The Time Traveler's Wife by Audrey Niffenegger

I recently read Her Fearful Symmetry and was curious afterwards to go back and re-read The Time Traveler's Wife. For a change, I'm going to review a book based on answering the reader's discussion guide.

1. In The Time Traveler's Wife , the characters meet each other at various times during their lifetime. How does the author keep all the timelines in order and "on time"? 

I read elsewhere that the author opted to use Clare's timeline to anchor the book. Good choice and it makes sense; otherwise following Henry it would be too jumpy.
2. Although Henry does the time traveling, Clare is equally impacted. How does she cope with his journeys and does she ultimately accept them?

She has a very full artistic life, social engagements, family - and she seems widely read in philosophy. Also from early childhood she has debated determinism and fatalism and free will; so these concepts are ones she can reflect upon when her life situation is disrupted.
3. How does the writer introduce the reader to the concept of time travel as a realistic occurrence? Does she succeed?
The writer's genius is in introducing the "superpower" of time travel as a disability. The realism of the situation comes from the ordinary and mundane needs that Henry must handle when traveling. He lives most of his life as an intellectual; but with his time travels, he regresses to the base of the Maslovian Pyramid, having to satisfy basic needs of food and shelter.

4. Henry's life is disrupted on multiple levels by spontaneous time travel. How does his career as a librarian offset his tumultuous disappearances? Why does that job appeal to Henry?
The orderliness of the catalog appeals, and the job offers an environment which is comfortable for eccentrics.
5. Henry and Clare know each other for years before they fall in love as adults. How does Clare cope with the knowledge that at a young age she knows that Henry is the man she will eventually marry?

6. The Time Traveler's Wife is ultimately an enduring love story. What trials and tribulations do Henry and Clare face that are the same as or different from other "normal" relationships?

7. How does their desire for a child affect their relationship?

It stresses Henry out immensely and triggers more time traveling; and it risks Clare's life. It makes Clare more precious to Henry, and shows for the first time Clare putting her adult needs over Henry's.

8. The book is told from both Henry and Clare's perspectives. What does this add to the story?

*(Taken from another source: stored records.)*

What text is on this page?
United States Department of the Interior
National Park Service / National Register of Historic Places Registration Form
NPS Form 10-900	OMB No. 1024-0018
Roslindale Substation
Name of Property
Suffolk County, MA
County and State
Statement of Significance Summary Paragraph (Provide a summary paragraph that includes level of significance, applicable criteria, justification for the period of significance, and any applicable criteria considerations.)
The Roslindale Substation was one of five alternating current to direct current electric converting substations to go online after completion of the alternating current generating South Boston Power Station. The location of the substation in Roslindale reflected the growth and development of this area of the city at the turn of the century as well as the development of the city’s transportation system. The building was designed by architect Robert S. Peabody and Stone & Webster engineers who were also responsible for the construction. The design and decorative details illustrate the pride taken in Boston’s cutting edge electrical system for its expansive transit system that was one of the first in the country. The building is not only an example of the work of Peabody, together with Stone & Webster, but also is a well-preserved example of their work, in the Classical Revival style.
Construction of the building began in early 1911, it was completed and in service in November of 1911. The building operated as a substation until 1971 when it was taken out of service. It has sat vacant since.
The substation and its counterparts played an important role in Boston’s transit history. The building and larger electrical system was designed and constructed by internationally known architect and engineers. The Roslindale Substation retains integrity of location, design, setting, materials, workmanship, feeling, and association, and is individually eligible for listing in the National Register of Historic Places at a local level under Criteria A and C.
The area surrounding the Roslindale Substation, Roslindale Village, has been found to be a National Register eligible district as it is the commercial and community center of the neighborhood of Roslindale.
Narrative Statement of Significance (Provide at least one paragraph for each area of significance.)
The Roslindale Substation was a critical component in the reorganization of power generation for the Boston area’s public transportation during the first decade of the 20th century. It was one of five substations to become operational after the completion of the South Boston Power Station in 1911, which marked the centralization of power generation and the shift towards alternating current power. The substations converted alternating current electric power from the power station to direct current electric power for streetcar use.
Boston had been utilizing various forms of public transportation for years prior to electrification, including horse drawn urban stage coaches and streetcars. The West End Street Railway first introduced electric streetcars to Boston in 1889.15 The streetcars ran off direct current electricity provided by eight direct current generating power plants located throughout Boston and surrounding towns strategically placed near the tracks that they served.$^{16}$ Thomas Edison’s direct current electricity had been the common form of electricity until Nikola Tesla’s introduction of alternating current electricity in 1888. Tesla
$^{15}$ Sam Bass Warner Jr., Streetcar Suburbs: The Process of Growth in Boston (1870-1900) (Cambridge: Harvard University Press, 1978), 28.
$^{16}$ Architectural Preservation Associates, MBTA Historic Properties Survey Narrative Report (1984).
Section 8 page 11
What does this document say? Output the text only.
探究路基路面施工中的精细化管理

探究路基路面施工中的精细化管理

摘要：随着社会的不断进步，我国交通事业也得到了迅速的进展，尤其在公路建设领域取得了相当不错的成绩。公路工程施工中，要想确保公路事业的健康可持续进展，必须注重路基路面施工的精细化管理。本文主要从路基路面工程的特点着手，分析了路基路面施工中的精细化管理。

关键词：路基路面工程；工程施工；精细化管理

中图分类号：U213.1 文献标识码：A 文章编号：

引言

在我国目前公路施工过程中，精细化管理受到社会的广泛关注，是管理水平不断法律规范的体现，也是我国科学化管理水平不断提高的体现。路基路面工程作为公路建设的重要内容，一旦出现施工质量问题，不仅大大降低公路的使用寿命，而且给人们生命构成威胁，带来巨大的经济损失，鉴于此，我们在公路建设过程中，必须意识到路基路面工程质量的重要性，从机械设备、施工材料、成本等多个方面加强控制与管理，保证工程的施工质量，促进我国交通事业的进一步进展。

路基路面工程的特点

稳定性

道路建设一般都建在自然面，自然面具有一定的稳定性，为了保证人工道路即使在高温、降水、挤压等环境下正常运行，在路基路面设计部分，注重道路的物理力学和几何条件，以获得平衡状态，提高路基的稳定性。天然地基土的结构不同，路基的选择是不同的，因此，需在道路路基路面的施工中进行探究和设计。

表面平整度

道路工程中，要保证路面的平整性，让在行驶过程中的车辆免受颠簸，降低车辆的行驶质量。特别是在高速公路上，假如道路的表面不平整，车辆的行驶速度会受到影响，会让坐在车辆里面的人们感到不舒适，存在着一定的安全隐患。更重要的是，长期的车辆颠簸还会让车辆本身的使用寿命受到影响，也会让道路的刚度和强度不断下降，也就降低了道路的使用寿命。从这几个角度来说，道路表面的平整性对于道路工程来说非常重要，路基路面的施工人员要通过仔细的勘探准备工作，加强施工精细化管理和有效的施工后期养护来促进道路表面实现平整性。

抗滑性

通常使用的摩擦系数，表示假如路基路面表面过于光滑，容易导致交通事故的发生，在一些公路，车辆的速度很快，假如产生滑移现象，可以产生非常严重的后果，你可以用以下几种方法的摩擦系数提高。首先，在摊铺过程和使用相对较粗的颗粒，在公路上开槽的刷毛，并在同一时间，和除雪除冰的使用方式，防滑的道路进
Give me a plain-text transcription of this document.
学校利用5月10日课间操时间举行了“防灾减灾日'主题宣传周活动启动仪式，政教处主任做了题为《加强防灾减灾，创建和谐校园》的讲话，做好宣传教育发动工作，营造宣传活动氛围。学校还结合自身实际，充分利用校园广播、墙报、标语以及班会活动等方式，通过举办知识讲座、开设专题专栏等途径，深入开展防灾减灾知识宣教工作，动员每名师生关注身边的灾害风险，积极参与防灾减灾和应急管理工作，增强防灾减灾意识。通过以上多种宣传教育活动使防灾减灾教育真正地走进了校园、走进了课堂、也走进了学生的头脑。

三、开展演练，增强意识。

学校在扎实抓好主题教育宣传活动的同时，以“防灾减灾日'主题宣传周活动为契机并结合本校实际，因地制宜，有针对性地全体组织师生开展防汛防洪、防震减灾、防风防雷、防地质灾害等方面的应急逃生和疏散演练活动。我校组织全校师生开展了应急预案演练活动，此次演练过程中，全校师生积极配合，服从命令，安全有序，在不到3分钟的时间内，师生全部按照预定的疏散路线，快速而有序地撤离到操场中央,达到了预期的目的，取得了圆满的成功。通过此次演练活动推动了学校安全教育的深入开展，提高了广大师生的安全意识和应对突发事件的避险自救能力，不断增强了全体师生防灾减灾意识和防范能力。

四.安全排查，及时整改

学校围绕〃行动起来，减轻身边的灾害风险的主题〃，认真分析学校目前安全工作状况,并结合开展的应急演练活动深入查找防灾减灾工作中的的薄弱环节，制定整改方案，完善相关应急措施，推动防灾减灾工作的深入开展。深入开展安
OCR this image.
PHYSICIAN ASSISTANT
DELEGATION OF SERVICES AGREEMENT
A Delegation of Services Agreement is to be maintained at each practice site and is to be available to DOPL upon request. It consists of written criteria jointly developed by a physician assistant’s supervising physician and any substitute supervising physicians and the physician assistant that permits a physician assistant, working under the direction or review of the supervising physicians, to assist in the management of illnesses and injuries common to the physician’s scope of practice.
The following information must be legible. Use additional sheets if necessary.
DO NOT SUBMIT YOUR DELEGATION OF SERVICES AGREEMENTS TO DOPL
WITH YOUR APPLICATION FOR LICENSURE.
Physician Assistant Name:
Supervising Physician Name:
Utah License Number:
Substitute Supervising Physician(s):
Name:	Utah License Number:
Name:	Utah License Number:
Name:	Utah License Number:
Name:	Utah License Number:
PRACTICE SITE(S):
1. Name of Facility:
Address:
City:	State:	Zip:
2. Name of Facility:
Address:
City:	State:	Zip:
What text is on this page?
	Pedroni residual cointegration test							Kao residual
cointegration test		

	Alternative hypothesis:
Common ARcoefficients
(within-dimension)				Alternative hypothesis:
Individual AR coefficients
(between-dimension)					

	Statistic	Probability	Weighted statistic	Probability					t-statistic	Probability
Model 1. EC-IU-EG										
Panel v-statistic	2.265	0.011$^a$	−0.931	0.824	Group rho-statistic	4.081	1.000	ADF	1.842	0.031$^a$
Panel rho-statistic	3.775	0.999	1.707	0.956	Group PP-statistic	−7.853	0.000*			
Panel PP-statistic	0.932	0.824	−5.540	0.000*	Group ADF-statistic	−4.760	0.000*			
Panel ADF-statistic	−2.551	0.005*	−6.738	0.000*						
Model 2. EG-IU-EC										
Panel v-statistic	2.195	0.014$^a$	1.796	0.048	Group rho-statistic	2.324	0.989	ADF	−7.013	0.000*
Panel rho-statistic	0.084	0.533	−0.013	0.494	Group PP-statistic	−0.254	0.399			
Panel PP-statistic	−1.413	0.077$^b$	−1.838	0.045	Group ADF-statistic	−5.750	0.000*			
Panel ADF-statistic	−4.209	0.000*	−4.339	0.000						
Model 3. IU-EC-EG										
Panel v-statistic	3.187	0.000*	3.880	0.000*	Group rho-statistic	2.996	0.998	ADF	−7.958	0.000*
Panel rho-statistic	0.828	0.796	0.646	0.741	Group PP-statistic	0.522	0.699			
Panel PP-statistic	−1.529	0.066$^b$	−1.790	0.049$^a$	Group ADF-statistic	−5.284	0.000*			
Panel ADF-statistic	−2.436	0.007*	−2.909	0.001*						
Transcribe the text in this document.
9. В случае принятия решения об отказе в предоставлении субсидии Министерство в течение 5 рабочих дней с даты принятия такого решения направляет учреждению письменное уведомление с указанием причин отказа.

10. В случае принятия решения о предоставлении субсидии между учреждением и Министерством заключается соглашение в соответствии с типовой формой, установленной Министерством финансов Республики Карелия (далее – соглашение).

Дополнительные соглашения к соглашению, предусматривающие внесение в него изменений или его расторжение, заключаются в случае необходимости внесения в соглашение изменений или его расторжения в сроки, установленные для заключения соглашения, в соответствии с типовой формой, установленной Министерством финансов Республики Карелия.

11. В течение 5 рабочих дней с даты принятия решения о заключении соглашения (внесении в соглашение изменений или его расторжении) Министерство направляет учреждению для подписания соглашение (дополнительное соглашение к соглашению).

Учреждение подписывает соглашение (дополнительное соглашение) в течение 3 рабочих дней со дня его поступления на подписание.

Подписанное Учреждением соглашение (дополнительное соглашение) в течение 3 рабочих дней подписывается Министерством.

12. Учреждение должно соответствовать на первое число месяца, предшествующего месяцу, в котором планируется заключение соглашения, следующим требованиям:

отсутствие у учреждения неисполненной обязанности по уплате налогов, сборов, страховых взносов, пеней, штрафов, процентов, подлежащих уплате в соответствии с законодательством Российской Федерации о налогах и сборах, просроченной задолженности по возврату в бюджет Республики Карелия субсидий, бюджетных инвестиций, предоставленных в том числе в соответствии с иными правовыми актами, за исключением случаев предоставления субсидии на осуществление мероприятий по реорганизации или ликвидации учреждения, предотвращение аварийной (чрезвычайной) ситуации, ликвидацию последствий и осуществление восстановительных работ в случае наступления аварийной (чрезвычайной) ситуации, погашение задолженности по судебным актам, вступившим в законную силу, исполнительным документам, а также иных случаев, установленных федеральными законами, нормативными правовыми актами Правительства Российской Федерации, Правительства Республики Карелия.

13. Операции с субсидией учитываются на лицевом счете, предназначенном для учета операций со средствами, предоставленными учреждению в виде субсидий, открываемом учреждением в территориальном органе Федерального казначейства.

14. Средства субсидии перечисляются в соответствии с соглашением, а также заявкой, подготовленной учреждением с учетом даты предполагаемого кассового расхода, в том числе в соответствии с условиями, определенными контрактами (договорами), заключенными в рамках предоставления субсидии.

In a He Said, She Said fashion the dual perspectives add depth and context. Although one expects that, as a time traveler, Henry would be nearly omniscient and extremely wise, through is early interactions with Clare he manages to imbue her with a sense of quasi-omniscience as well. This presents Henry as not the most powerful creature in the story - in fact, he is nearly powerless even in front of a small girl.
9. Do you think the ending of the novel is satisfactory?

No, but it did seem necessary and proper - predestined, almost.
10. Though history there have been dozens of mediums used for time travel in literature. Please cite examples and compare The Time Traveler's Wife to the ones with which you are familiar.

I drew a comparison between Time Traveler's Wife and Asimov's End of Eternity. In contrast to EoE, time travel in TTW is disorderly, chaotic, and generally purposeless. Changing the past is impossible in TTW, and the reason for the existence of a whole society in EoE. In EoE, the love interest of Harlan - Noÿs Lambent - is at first seen as a pliant and naive individual, trapped in real-time and ignorant of the larger implications of time travel, much as is Clare. Both Clare and Noÿs have attainted a larger-than-life wisdom and forknowledge by the end of the book.